Un gran abrazo para todos.


----------



## Residente (Feb 15, 2008)

Hay te dejo ese recorte espero te sirva ; es del foro de zero13 sobre wifi.

_RG 58 (muy comun, utilizado para Ethernet): 1 dB por metro. 







RG 213 (el mas gordo, muy comun): 0.6 dB por metro.







LMR-400/HDF-400: 0.22 dB/m

IEEE 802.3 (coaxial amarillo grueso para Ethernet) 0.3 dB/m


Sin duda me quedo con el LMR-400/HDF-400 que comparandolo en grosor es identico al RG-213, pero estos tipo 400 tienen bastante menos perdida alrededor de 0.4 dBi's por metro... aunque son un pelin mas caro... pero merece la pena cuando tengais que hacer largas tiradas de cable._


----------



## filo2700 (Feb 16, 2008)

Gracias *Residente*!
Esos cables ya los tengo vistos, pero no son los que estoy buscando....tecomento que soy radioaficionado y conozco algo de cables, pero justamente estoy buscando cables como los de este tipo
_Buscar en Mercadolibre: MLA-33017458-pigtail-ufl-a-n-hembra-sma-rp-_JM_
como se ven en la foto el cable ya tiene un conector SMA en el extremo, lo que yo busco es el cable en si, solamente....
De todos modos sigo esperandoa que me den una mano
Gracias


----------



## Fogonazo (Feb 16, 2008)

La alternativa "Legal" y seria seria lo que te comenta "Residente" esta es "La otra"

¿ Que distancia tienes entre hasta la antena ?, Si esta es solo un par de metros. 

Atensión Peligro ! Inmediatamente despues de este comentario viene una "CHAPUZA"

Colocale cable blindado ultraflexible de audio (Microfono), no es apropiado para altas frecuencias, pero si tu tienes poco recorrido puede andar. Incluso recuerdo haber visto unos transparentes con alma de teflon que se parecerian a los que tu viste.
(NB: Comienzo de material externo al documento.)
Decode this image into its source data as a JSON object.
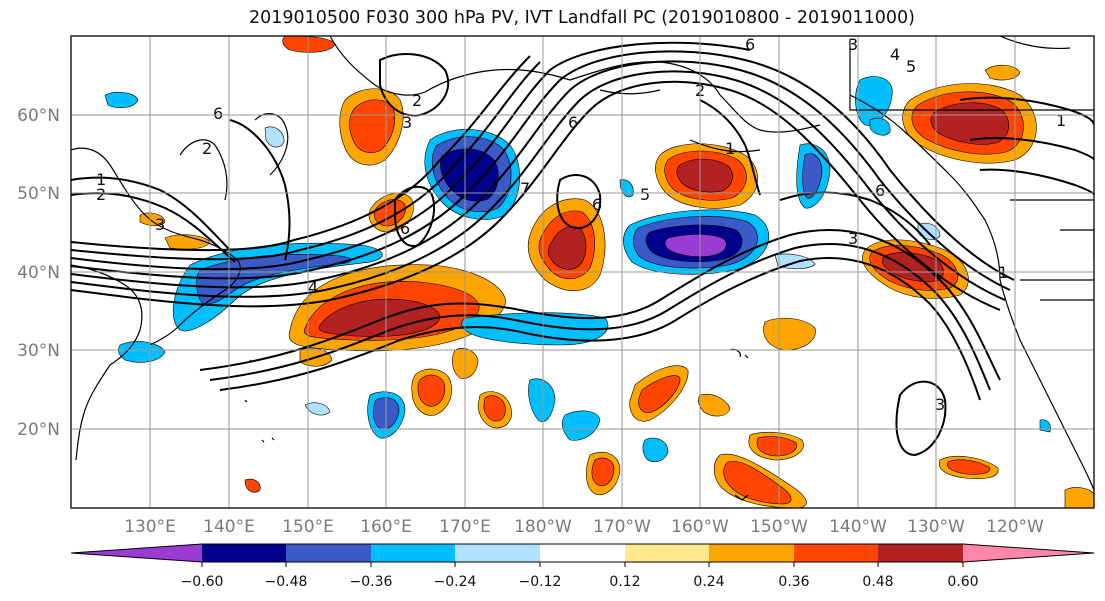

Averigua en las casas que venden audio profecional en la calle Parana por la zona de Congreso por un muy buen cable de microfono

Si alguien pregunta quien dijo de poner cable de microfono en una antena WI-FI, ! Yo no fui ¡


Alternativa profecional y seria:
Cable coaxial de instrumental: es ultraflexible, bajas perdidas y de poco diametro (Precio importante y extremadamente dificil de conseguir)


Saludos


----------



## JV (Feb 16, 2008)

El cable que se usa en las antenas de GPS es el RG-174, que es fino y muy flexible. Aparte usan conectores SMA.

Saludos..


----------



## Residente (Feb 16, 2008)

Si parece que el cable es el rg-174 como dice JV, pero para hacerte un pigtail puedes usar los otros, quizás te sea mas difícil encontralo, yo uso el Rg-58 para mi antena con un conector sma y funcionar, funciona.
Te dejo un enlace de cómo hacerte el pigtail, también hay una tabla de comparación de los cables que se utilizan para wifi, aunque el 174 no esta…

http://hwagm.elhacker.net/pigtail/pigtail.htm

Saludos.


----------